Both scenarios have played out in the past decade. In 2003, Gov. Kenny Guinn kept calling lawmakers back into special session to pass tax increases even though he didn’t have the votes. After a brief constitutional crisis, lawmakers got their two-thirds support, and Guinn signed into law tax hikes that were far higher than necessary to fund the budget.
In 2009, Gibbons held his veto threat over lawmakers’ heads the entire session. The Legislature responded by striking a deal on tax hikes a week before adjournment. Record tax hikes, to be sure, but smaller than lawmakers would have liked.
I pressed Trask about why Reid won’t directly answer the veto question.
“You’re asking a theoretical question,” Trask said. “We don’t know who’s going to be up there (in Carson City). We don’t know if the Legislature is going to have the votes (to raise taxes). We don’t know what they’re going to do.”

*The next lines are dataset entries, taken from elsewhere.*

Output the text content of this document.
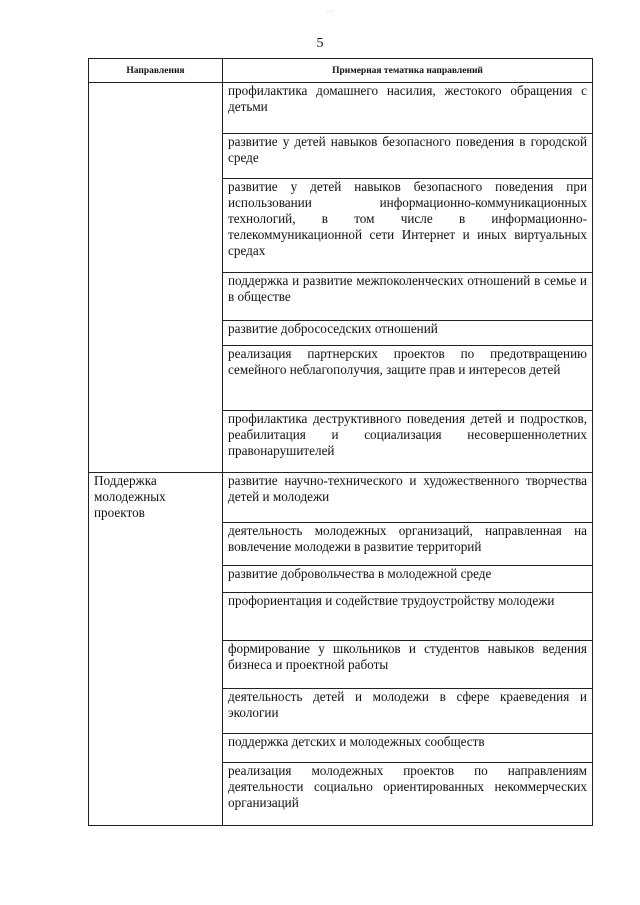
...
5
Направления	Примерная тематика направлений
	профилактика домашнего насилия, жестокого обращения с детьми
	развитие у детей навыков безопасного поведения в городской среде
	развитие у детей навыков безопасного поведения при использовании информационно-коммуникационных технологий, в том числе в информационно-телекоммуникационной сети Интернет и иных виртуальных средах
	поддержка и развитие межпоколенческих отношений в семье и в обществе
	развитие добрососедских отношений
	реализация партнерских проектов по предотвращению семейного неблагополучия, защите прав и интересов детей
	профилактика деструктивного поведения детей и подростков, реабилитация и социализация несовершеннолетних правонарушителей
Поддержка молодежных проектов	развитие научно-технического и художественного творчества детей и молодежи
	деятельность молодежных организаций, направленная на вовлечение молодежи в развитие территорий
	развитие добровольчества в молодежной среде
	профориентация и содействие трудоустройству молодежи
	формирование у школьников и студентов навыков ведения бизнеса и проектной работы
	деятельность детей и молодежи в сфере краеведения и экологии
	поддержка детских и молодежных сообществ
	реализация молодежных проектов по направлениям деятельности социально ориентированных некоммерческих организаций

We do know, however, that the Legislature’s leaders — majority Democrats and minority Republicans — have acknowledged that more tax hikes are coming down the pipe in 2011. They’ve clearly stated that the next two-year budget can’t be balanced on cuts alone — as proposed by Reid and Sandoval.
So because of the uncertainty of November’s election, Reid can’t say whether he’d issue a veto, but at the same time he’s sure he can get lawmakers to pass his spending plan? That’s not theoretical? When many lawmakers of his own party have said they absolutely won’t vote for a budget that doesn’t include tax increases?

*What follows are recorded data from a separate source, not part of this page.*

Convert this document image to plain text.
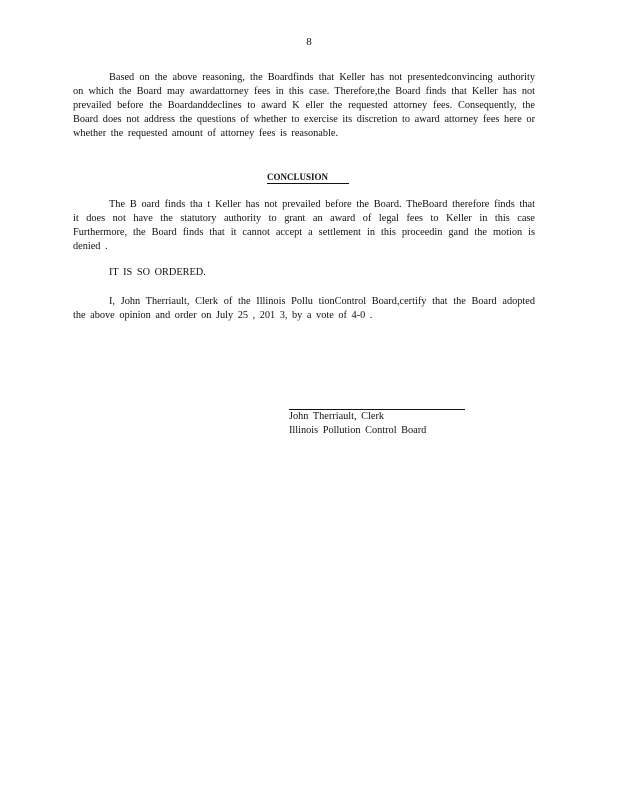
8

Based on the above reasoning, the Boardfinds that Keller has not presentedconvincing authority on which the Board may awardattorney fees in this case. Therefore,the Board finds that Keller has not prevailed before the Boardanddeclines to award K eller the requested attorney fees. Consequently, the Board does not address the questions of whether to exercise its discretion to award attorney fees here or whether the requested amount of attorney fees is reasonable.

CONCLUSION

The B oard finds tha t Keller has not prevailed before the Board. TheBoard therefore finds that it does not have the statutory authority to grant an award of legal fees to Keller in this case Furthermore, the Board finds that it cannot accept a settlement in this proceedin gand the motion is denied .

IT IS SO ORDERED.

I, John Therriault, Clerk of the Illinois Pollu tionControl Board,certify that the Board adopted the above opinion and order on July 25 , 201 3, by a vote of 4-0 .

John Therriault, Clerk
Illinois Pollution Control Board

If Reid might support some tax increases or tax changes, punting the task of proposing them to lawmakers isn’t leadership. It’s expedience. It’s exactly the kind of politics Reid has ridiculed.
Reid is running as a fiscal conservative, and he’s losing badly. Voters aren’t buying it. The idea that a Democratic governor will stand up to a Democratic Legislature and dial back the size of state government is laughable.
If Reid can’t clearly answer the veto question during Thursday’s debate, we’ll know his no-new-taxes budget is a fraud. Sandoval will have the high ground on taxes and spending, no matter how many position papers Reid stands on.
Reid wants to be in the room when the budget deal is cut. A veto threat keeps him out of the room.
It’s that simple.
I won’t be surprised to see Reid try to label Sandoval a tax hiker over the former attorney general’s role in the 2003 budget drama, a tag that didn’t stick in the GOP primary. I won’t be surprised to hear Reid say a Sandoval administration is akin to a second Gibbons term, even though Reid has (supposedly) adopted Gibbons’ anti-tax ideology himself. I won’t be surprised if Reid says he balanced Clark County’s budgets without ever raising taxes — never mind that the County Commission doesn’t have the power to raise taxes.
A clear, honest answer on the veto question? Now that would be a surprise.